Brooklyn’s long history of resistance is celebrated on Juneteenth

A series of installations and programmes draw on the Center for Brooklyn History's extensive archive

African Americans in a 1963 protest demanding access to construction jobs © Bob Adelman

African Americans in a 1963 protest demanding access to construction jobs © Bob Adelman

On Juneteenth—19 June, the now official federal holiday marking the end of slavery in the US—the Center for Brooklyn History (CBH) is launching an initiative that explores the past and present history of racial protest in the New York City borough, from the Civil Rights Movement to the Black Lives Matter era.

Brooklyn Resists is a hybrid series of in-person and online installations and programmes that draw on the centre’s collection, which contains thousands of pieces, including archival items related to the abolitionist movement in Brooklyn, and ephemera connected to notable Brooklyn-based activists. It also includes contemporary images and objects, some of which were crowd-sourced from the community as protests erupted last year, following the police killings of George Floyd and other Black Americans. Photographs from the collection will be projected onto the façade of the CBH building on Pierrepont Street in Brooklyn Heights on the project’s opening night.

The initiative also includes a new commission by the artist Chloë Bass, The Parts. The installation, originally created on Instagram, involves images and personal texts by the artist that reflect on the events of the past year, which will be displayed on the exterior of the Brooklyn Central Library at Grand Army Plaza, and across from the CBH building.
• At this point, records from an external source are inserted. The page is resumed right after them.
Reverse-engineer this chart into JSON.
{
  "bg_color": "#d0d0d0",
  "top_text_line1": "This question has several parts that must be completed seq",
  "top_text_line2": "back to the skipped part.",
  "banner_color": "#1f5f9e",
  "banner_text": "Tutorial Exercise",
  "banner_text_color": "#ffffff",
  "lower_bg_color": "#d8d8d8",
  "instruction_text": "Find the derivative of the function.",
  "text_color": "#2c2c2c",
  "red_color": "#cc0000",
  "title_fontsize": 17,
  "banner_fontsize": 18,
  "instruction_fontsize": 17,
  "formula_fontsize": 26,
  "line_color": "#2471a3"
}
A full programme of events is due to be released in the coming months, but one highlight of the initial roster is a lecture on the history of protest art by the writer and Harvard University professor Jesse McCarthy.
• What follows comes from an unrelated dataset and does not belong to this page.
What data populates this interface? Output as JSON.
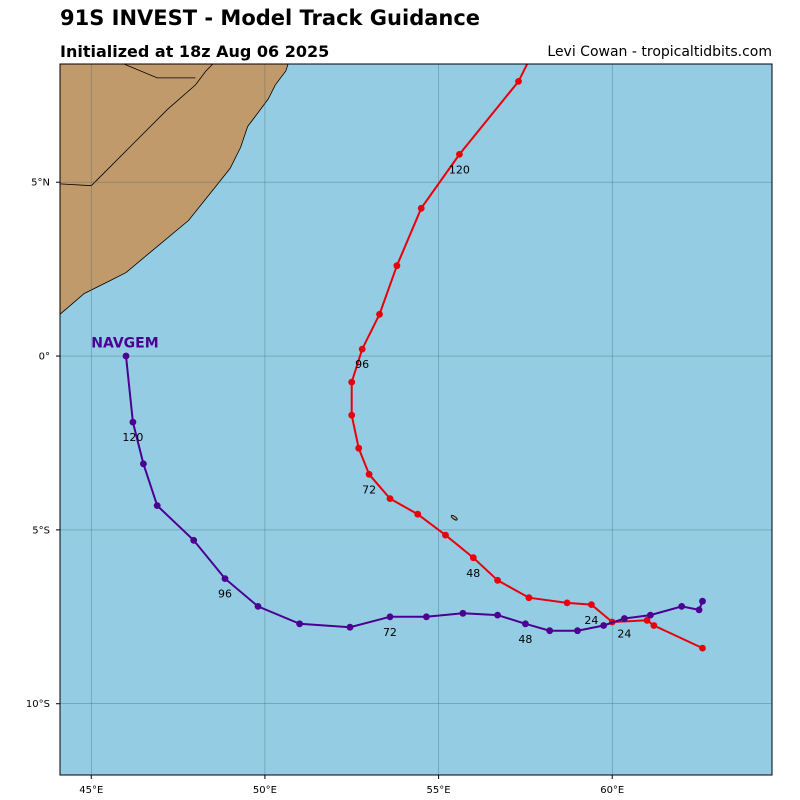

The newly-formed centre is the result of a merger that was finalised in October last year between the Brooklyn Public Library’s (BPL) Center for Brooklyn History and the Brooklyn Historical Society. The merger “combines the library’s focus on access and outreach with what was once perceived as an elite institution reserved for scholars”, says Linda Johnson, the president and chief executive of the BPL.

The institution will aim to “democratise access to our combined collections during a time when there’s heightened interest in racial history and what the US has been through in the past 400 years”, Johnson says. Part of that process involves eliminating the centre’s $10 entrance fee, sending works in the archive to libraries in other boroughs, and continuing to digitise the collection.

Libraries in New York fully reopened to the public last month after more than a year of closure due to the pandemic. “As people marched last summer—and emerged from a long isolation—I noticed all generations gathering on the steps of libraries and museums, meeting with neighbours and sharing ideas about what was happening around them,” Johnson says. “These institutions are the town square, and must work to not just preserve our past but actively create an archive of the present to underscore that there is a continuum of resistance—in Brooklyn and elsewhere; it’s not episodic.”